С тех пор как Бруно стал заниматься составлением меню для «Il Cuoco», он все время боролся с невозможностью создавать блюда, о которых он говорил Томмазо той ночью, когда они возвращались из «Темпли» и обсуждали разницу между тем, что усиливает сексуальное влечение, и собственно пищей любви.
Бруно прекрасно помнил, что именно он тогда сказал:
— Если ты хочешь, чтобы девушка в тебя влюбилась, нужно готовить что-нибудь до ужаса простое, но действенное. Чтобы стало понятно, что ты постиг сущность ее души.
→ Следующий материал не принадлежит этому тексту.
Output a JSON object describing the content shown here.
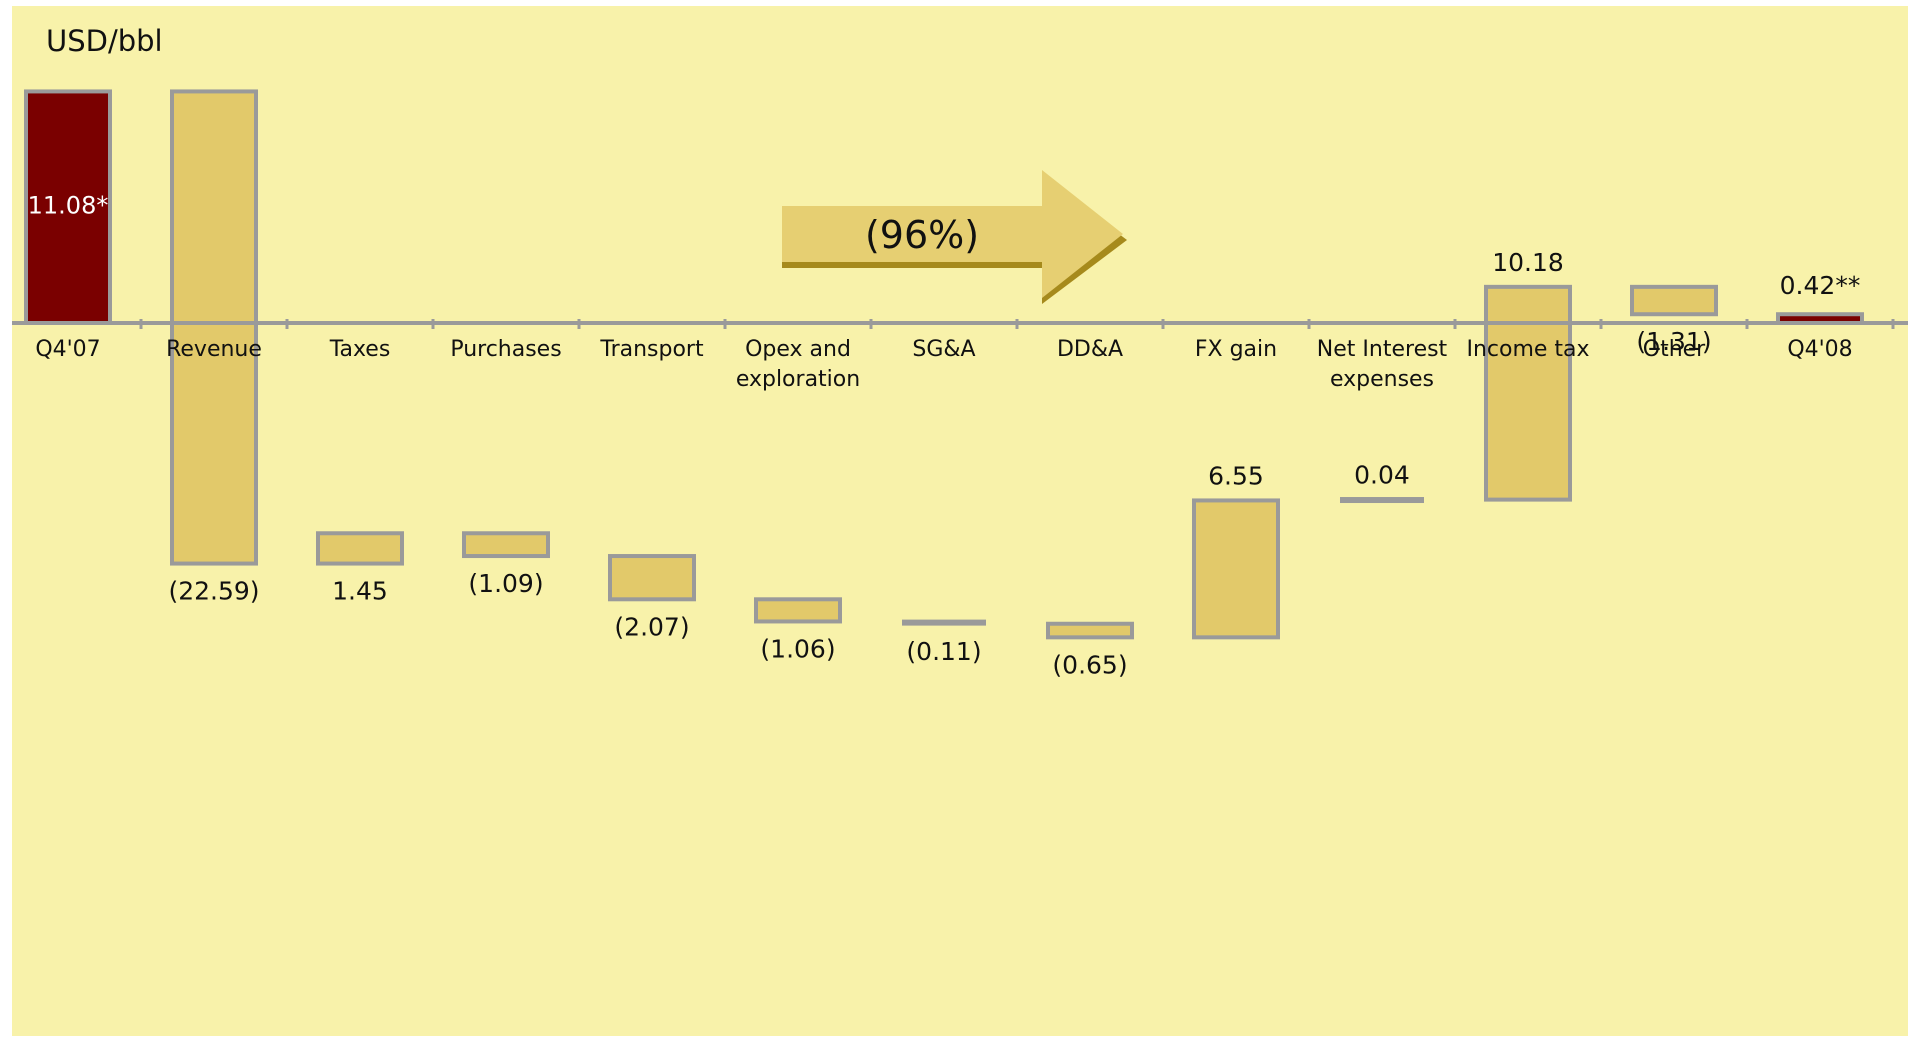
{
  "unit_label": "USD/bbl",
  "change_label": "(96%)",
  "colors": {
    "background": "#f8f2aa",
    "total_bar": "#7a0000",
    "delta_bar": "#e2c96a",
    "bar_outline": "#9a9a9a",
    "arrow_fill": "#e6cf72",
    "arrow_shadow": "#a68a1c"
  },
  "chart_data": {
    "type": "bar",
    "subtype": "waterfall",
    "ylabel": "USD/bbl",
    "categories": [
      [
        "Q4'07"
      ],
      [
        "Revenue"
      ],
      [
        "Taxes"
      ],
      [
        "Purchases"
      ],
      [
        "Transport"
      ],
      [
        "Opex and",
        "exploration"
      ],
      [
        "SG&A"
      ],
      [
        "DD&A"
      ],
      [
        "FX gain"
      ],
      [
        "Net Interest",
        "expenses"
      ],
      [
        "Income tax"
      ],
      [
        "Other"
      ],
      [
        "Q4'08"
      ]
    ],
    "bars": [
      {
        "kind": "total",
        "start": 0,
        "end": 11.08,
        "label": "11.08*"
      },
      {
        "kind": "delta",
        "start": 11.08,
        "end": -11.51,
        "label": "(22.59)"
      },
      {
        "kind": "delta",
        "start": -10.06,
        "end": -11.51,
        "label": "1.45"
      },
      {
        "kind": "delta",
        "start": -10.06,
        "end": -11.15,
        "label": "(1.09)"
      },
      {
        "kind": "delta",
        "start": -11.15,
        "end": -13.22,
        "label": "(2.07)"
      },
      {
        "kind": "delta",
        "start": -13.22,
        "end": -14.28,
        "label": "(1.06)"
      },
      {
        "kind": "delta",
        "start": -14.28,
        "end": -14.39,
        "label": "(0.11)"
      },
      {
        "kind": "delta",
        "start": -14.39,
        "end": -15.04,
        "label": "(0.65)"
      },
      {
        "kind": "delta",
        "start": -15.04,
        "end": -8.49,
        "label": "6.55"
      },
      {
        "kind": "delta",
        "start": -8.49,
        "end": -8.45,
        "label": "0.04"
      },
      {
        "kind": "delta",
        "start": -8.45,
        "end": 1.73,
        "label": "10.18"
      },
      {
        "kind": "delta",
        "start": 1.73,
        "end": 0.42,
        "label": "(1.31)"
      },
      {
        "kind": "total",
        "start": 0,
        "end": 0.42,
        "label": "0.42**"
      }
    ],
    "ylim": [
      -25,
      13
    ],
    "grid": false,
    "legend": "none"
  }
}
— Например? — спросил тогда его друг.
Свой ответ Бруно тоже помнил дословно:
— Нужно очень хорошо знать того, для кого стараешься, — его прошлое, его корни, грубый это человек или утонченный, черствый или мягкий. Нужно для начала испробовать самого человека, чтобы понять, каков он на вкус. Короче говоря, нужно его любить. И даже в этом случае можно знать его недостаточно для того, чтобы приготовить блюдо, которое завоюет его душу.
Но хотя Бруно и любил Лауру, оказалось, что придумать рецепт, который идеально бы к ней подходил, гораздо труднее, чем ему казалось. Он знал, что это должно быть нечто сладкое и столь иллюзорное, чтобы хотелось съесть все до последней крошки. При этом блюдо должно быть идеальным, но — неуловимо идеальным. Как алхимик, безнадежно пытающийся заставить некую формулу превращать металл в золото, Бруно испробовал все, что мог. Он пробовал снова и снова, каждый раз надеясь на успех и никогда его не добиваясь. Он снова что-то упустил, какой-то ингредиент, который он не мог описать, но необходимость которого чувствовал.
И вот однажды днем Лаура сама пришла в «Il Cuoco». Она искала Томмазо, которого не было, и оказалась на кухне раньше, чем Бруно успел заметить ее появление. Он что-то бормотал себе под нос, бегая босиком от плиты к холодильнику и обратно, пробуя разные сочетания вкусов и текстур, будучи близок к помешательству из-за того, что у него что-то не получалось. До успеха рукой подать, Бруно это чувствовал, но чего-то не хватало… В кухне было очень жарко от раскаленной плиты, и по лицу Бруно струился пот. Волосы перемазаны мукой и маслом, а руки покрыты коркой жженого сахара, чего Бруно даже не замечал. Ему некогда было мыть руки.
Лауру привлек на кухню очень необычный аромат, она такого никогда раньше не нюхала. Она ожидала увидеть здесь Томмазо, но, к своему удивлению, обнаружила Бруно.
Пахло пирогами, и Лауре показалось, что она, как в детстве, пришла домой из школы, а мама на кухне, готовит ей чай… Кроме того, пахло какими-то лекарствами, и она вспомнила, как в детстве болела, а мама ухаживала за ней, уложив в постель. Еще чувствовались специи — запах Рождества, мускатный орех и гвоздика… Но было и что-то еще, что-то предательски неуловимое и мягкое, наподобие эвкалипта или ванили. Лаура вдруг вспомнила, как целовала папу в щеку, когда тот желал ей спокойной ночи: восьмичасовой поцелуй и этот запах… И тут она поняла — это запах одеколона, делового костюма, родительской спальни, большой двуспальной кровати и пугающей тайны: что происходит здесь, когда становится темно? Но прошло несколько секунд, и Лаура успокоилась: здесь были и приятные запахи — яблок, бренди, хрустящего слоеного теста и корицы.